A survey of a wicked, irreverent, serious, harmful, cruel and enjoyable (for some) side of human civilization.
Including quotes on lies and lying (good, bad and indifferent) from famous people who should know better.
Why do we lie? The answer may seem obvious to you because you know why you have and even when you haven’t quite known the answer it was never important enough for you to fret over, especially when you got away with it. But in the very obviousness of the answer we all may be missing the deeper underlying reasons. In a very interesting conversation I had with the respected Oxford anthropologist Bruce Corrie, he touched upon the natural order of things (in terms of evolution) and how everything we create and do, is a reflection of nature. What is the evolutionary advantage in being able to lie?
The answer to this also seems obvious until you ask yourself what the evolutionary advantage might be in lying to someone you love?

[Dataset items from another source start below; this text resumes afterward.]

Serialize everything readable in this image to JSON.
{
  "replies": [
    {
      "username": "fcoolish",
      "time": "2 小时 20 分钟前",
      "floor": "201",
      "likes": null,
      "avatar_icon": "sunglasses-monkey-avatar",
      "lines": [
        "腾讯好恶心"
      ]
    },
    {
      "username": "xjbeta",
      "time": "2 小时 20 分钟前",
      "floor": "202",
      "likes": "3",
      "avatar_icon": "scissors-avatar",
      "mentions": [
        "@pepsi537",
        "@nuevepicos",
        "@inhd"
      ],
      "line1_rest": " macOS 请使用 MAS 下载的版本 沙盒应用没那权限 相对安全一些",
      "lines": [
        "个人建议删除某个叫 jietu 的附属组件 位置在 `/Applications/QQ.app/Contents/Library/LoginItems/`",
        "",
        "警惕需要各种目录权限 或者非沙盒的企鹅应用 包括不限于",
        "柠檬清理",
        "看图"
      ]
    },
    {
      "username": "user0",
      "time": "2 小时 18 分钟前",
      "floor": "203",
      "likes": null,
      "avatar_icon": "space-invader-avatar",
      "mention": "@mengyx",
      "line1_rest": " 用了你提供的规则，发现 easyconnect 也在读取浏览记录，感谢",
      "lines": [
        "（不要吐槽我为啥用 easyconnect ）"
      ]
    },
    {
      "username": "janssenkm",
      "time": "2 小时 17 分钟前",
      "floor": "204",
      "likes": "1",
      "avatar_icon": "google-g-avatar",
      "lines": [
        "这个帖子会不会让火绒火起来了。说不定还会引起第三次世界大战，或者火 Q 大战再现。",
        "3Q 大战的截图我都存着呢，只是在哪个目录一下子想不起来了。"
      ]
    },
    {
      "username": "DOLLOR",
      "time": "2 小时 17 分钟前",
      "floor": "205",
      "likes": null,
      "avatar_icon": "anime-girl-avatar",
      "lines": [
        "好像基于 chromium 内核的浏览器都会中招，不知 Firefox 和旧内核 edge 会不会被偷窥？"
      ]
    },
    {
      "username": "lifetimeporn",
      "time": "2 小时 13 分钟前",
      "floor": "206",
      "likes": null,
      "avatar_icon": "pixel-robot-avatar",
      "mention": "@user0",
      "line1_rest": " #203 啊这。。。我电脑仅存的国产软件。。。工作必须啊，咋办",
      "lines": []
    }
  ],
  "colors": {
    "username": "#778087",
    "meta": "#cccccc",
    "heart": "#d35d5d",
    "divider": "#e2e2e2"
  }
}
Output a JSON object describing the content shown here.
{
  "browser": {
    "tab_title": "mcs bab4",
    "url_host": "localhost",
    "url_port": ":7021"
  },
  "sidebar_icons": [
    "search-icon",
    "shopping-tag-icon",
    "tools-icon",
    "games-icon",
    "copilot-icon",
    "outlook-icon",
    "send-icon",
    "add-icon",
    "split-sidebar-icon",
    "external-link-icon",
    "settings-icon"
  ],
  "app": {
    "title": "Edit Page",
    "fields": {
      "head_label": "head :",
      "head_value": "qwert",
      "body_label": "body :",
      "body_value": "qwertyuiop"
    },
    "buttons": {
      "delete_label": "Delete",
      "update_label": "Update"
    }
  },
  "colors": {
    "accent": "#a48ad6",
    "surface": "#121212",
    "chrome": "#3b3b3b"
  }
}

This short book looks at some of the most recent research done by psychologist, behaviorists, sociologists and security services and tries to shed some fascinating light upon the subject. Suggesting that lies go deeper than we ever expected before because of our ability to lie to ourselves; and that what was simply a survival mechanism has actually come not only to be used inappropriately but for some becomes if not a way-of-life then the way life works.
Before psychologists created themselves, the only people who talked about lies were philosophers when they discussed ethics, and religious people on their way to becoming saints.
Everyone who wrote and thought about lies quoted each other regularly over the centuries. St. Jerome from St.Origen, St.Origen from Plato, who quoted Socrates:
“If...falsehood is disgraceful and useless to God, to men it is sometimes useful, if only it is used as a stimulant or a medicine...”
(Plato, Third Book of the Republic. Not my translation)
Another saint, Augustine, devoted two whole treatises to the topic. ‘On Lying’ and twenty-seven years later ‘Against Lies’, and he identified eight kinds of lie.
Lies in religious teaching.
Lies that harm others and help no one.
Lies that harm others and help someone.
Lies told for the pleasure of lying.
Lies told to “please others during conversation.”
Lies that harm no one yet help someone.
Lies that harm no one and save life.
Lies that harm no one and save someone’s “purity.”
Sadly it is too late for my purity, but this list was the first of many, many more.